Ich weiß nicht, ob es das Alter ist oder all das, was da draußen in dieser Welt passiert. Aber in letzter Zeit gucke ich meinen Mann öfter an, beobachte ihn, wie er sich die frisch gewaschenen Haare aus dem Gesicht streicht, wenn er morgens hektisch seine Arbeitstasche sucht (beide ähnlich grau). Wie er mir begeistert von neuen Plänen erzählt, in denen mein Name vorkommt…
Wie er grinst, wenn er abends neben mich aufs Sofa sinkt, nachdem wir beide den gletschergleichen “Bett-Bring-Berg” erklommen haben – aber er mit den Großen länger brauchte. Dann schaue ich ihn an, freue mich und mir fällt ein, was wir ganz gut hinkriegen in Sachen Liebe: Wir können beide gönnen.
Wir haben beide Freude daran, wenn der andere etwas Schönes macht, länger schlafen kann, allein in den Urlaub fährt. Wir rechnen beide nicht auf danach, zählen nicht Ausschlaf-Tage oder Abholungen im Kindergarten oder Spülmaschinenauspackrunden. Er besteht nicht auf exakt fünf Tage Jungsurlaub, weil ich mit den Mädels auf Mallorca war. Er ist auch nie aufgestanden, wenn ich früher unsere Babys im Bett gestillt habe. Warum auch?
Warum sollte jemand bloß der Gleichberechtigung zu Liebe aufstehen?
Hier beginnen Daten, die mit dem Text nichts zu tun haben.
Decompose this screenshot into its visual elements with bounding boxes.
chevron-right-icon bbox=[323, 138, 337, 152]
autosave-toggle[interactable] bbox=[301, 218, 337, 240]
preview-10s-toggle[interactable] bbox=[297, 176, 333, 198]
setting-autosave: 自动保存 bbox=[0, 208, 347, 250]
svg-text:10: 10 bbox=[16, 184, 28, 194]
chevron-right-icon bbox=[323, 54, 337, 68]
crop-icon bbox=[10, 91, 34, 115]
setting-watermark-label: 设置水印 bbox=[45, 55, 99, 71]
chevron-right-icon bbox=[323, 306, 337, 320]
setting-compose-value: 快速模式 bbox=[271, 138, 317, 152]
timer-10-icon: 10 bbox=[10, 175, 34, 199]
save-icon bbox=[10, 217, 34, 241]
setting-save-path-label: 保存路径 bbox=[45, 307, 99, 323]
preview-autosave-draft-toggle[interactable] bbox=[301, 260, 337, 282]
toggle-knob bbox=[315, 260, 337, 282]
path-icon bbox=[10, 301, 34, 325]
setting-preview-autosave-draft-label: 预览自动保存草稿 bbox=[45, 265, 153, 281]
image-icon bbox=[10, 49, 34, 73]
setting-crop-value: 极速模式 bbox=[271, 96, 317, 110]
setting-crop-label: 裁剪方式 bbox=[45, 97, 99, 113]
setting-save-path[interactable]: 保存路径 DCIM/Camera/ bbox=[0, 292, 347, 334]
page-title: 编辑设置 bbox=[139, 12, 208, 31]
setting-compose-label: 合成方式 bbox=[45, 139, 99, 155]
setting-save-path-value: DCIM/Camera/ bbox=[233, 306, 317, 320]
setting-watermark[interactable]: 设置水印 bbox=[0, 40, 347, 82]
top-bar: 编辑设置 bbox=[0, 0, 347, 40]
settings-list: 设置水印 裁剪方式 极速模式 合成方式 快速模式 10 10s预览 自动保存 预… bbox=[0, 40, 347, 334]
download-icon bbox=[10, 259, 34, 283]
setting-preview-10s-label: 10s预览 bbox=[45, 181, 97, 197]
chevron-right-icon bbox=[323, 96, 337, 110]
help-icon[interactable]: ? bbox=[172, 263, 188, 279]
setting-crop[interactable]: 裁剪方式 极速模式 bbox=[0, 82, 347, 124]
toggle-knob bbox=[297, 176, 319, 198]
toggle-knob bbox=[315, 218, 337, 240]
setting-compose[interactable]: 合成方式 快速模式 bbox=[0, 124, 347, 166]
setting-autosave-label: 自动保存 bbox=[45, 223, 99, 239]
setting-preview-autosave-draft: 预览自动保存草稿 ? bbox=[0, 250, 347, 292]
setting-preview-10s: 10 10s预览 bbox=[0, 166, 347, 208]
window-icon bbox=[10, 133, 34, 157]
Ganz ehrlich, ich habe ihm über das schmatzende Mündchen meines Babys beim Schlafen zugesehen und mich für ihn gefreut, dass er schlafen kann. Dass er Kraft tanken kann für den nächsten Tag, an dem auch ich und das Baby ganz sicher von dieser Kraft profitieren würden. Keine Frage, auch für mich muss ein Beziehung aus Geben und Nehmen bestehen. Aber für mich muss das, was man gibt und nimmt, nicht immer gleich sein. Viel wichtiger finde ich es, dass jeder sagt, was er braucht oder sich wünscht. Und wenn der eine noch mehr Schlaf braucht, als der andere, weil er sonst noch müder drauf ist, als der andere, dann bekommt er eben mehr Schlaf geschenkt. Dafür macht er vielleicht die alptraumgleichen Steuern.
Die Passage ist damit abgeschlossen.